The G7 leaders pledged in Scotland in 2005 that there should be as near as possible universal access to HIV treatment by 2010. Later in the year, all states agreed at the UN Summit that everyone, including the pharmaceutical companies, should work to ensure such access and to provide the necessary drugs to rid the African continent of tuberculosis and malaria.
Convention on the Rights of the Child
Art. 29 (l) States Parties agree that the education of the child shall be directed to: (a) The development of the child's personality, talents and mental and physical abilities to their fullest potential; (b) The development of respect for human rights and fundamental freedoms, and for the principles enshrined in the Charter of the United Nations; (c) The development of respect for the child's parents, his or her own cultural identity, language and values, for the national values of the country in which the child is living, the country from which he or she may originate, and for civilizations different from his or her own; (d) The preparation of the child for responsible life in a free society, in the spirit of understanding, peace, tolerance, equality of sexes, and friendship among all peoples, ethnic, national and religious groups and persons of indigenous origin; (e) The development of respect for the natural environment.

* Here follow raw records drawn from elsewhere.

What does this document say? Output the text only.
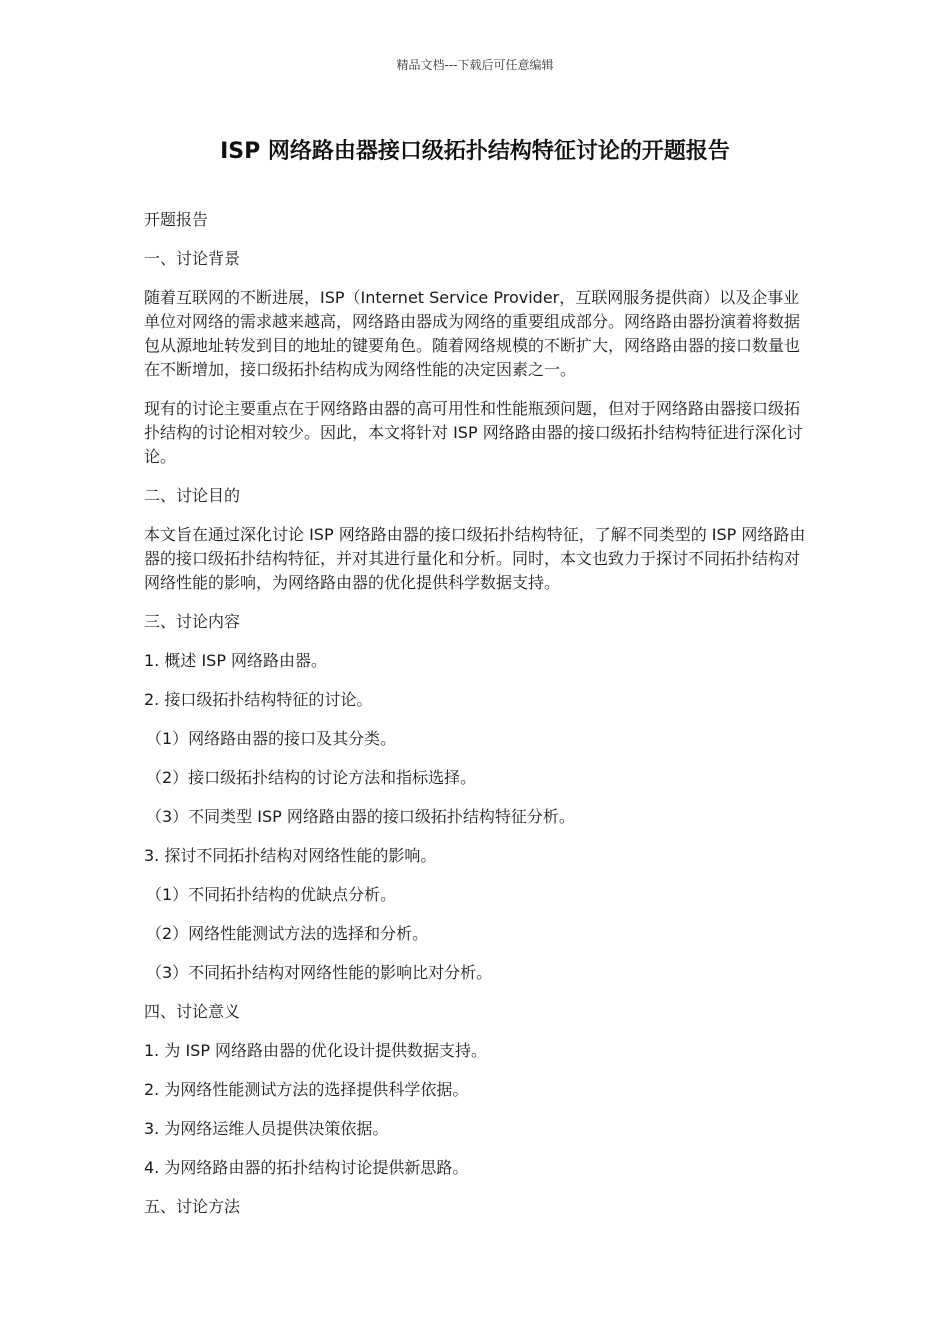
精品文档---下载后可任意编辑
ISP 网络路由器接口级拓扑结构特征讨论的开题报告
开题报告
一、讨论背景
随着互联网的不断进展，ISP（Internet Service Provider，互联网服务提供商）以及企事业单位对网络的需求越来越高，网络路由器成为网络的重要组成部分。网络路由器扮演着将数据包从源地址转发到目的地址的键要角色。随着网络规模的不断扩大，网络路由器的接口数量也在不断增加，接口级拓扑结构成为网络性能的决定因素之一。
现有的讨论主要重点在于网络路由器的高可用性和性能瓶颈问题，但对于网络路由器接口级拓扑结构的讨论相对较少。因此，本文将针对 ISP 网络路由器的接口级拓扑结构特征进行深化讨论。
二、讨论目的
本文旨在通过深化讨论 ISP 网络路由器的接口级拓扑结构特征，了解不同类型的 ISP 网络路由器的接口级拓扑结构特征，并对其进行量化和分析。同时，本文也致力于探讨不同拓扑结构对网络性能的影响，为网络路由器的优化提供科学数据支持。
三、讨论内容
1. 概述 ISP 网络路由器。
2. 接口级拓扑结构特征的讨论。
（1）网络路由器的接口及其分类。
（2）接口级拓扑结构的讨论方法和指标选择。
（3）不同类型 ISP 网络路由器的接口级拓扑结构特征分析。
3. 探讨不同拓扑结构对网络性能的影响。
（1）不同拓扑结构的优缺点分析。
（2）网络性能测试方法的选择和分析。
（3）不同拓扑结构对网络性能的影响比对分析。
四、讨论意义
1. 为 ISP 网络路由器的优化设计提供数据支持。
2. 为网络性能测试方法的选择提供科学依据。
3. 为网络运维人员提供决策依据。
4. 为网络路由器的拓扑结构讨论提供新思路。
五、讨论方法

2006 Report of the Special Rapporteur on the Right of Everyone to the Enjoyment of the Highest Attainable Standard of Physical and Mental Health, Paul Hunt, paras 40-2
Sexual and reproductive health is integral elements of the right to health. So States need a way of measuring whether or not they are progressively realizing sexual and reproductive health. There are many relevant indicators, including the proportion of births attended by skilled health personnel. A State may select this indicator as one of those it uses to measure its progressive realization of sexual and reproductive health rights. The national data may show that the proportion of births attended by skilled health personnel is 60 per cent. When disaggregated on the basis of rural/urban, data may reveal that the proportion is 70 per cent in urban centres, but only 50 per cent in rural areas. When further disaggregated on the basis of ethnicity, data may also show that coverage in the rural areas is uneven: the dominant ethnic group enjoys a coverage of 70 per cent but the minority ethnic group only 40 per cent. This highlights the crucial importance of disaggregation as a means of identifying de facto discrimination. When disaggregated, the indicator confirms that women members of the ethnic minority in rural areas are especially disadvantaged and require particular attention. Consistent with the progressive realization of the right to health, the State may decide to aim for a uniform national coverage of 70 per cent, in both the urban and rural areas and for all ethnic groups, in five years' time. Thus, the indicator is the proportion of births attended by skilled health personnel and the benchmark or target is 70 per cent. The State will formulate and implement policies and programmes that are designed to reach the benchmark of 70 per cent in five years. The data show that the policies and programmes will have to be specially designed to reach the minority ethnic group living in the rural areas.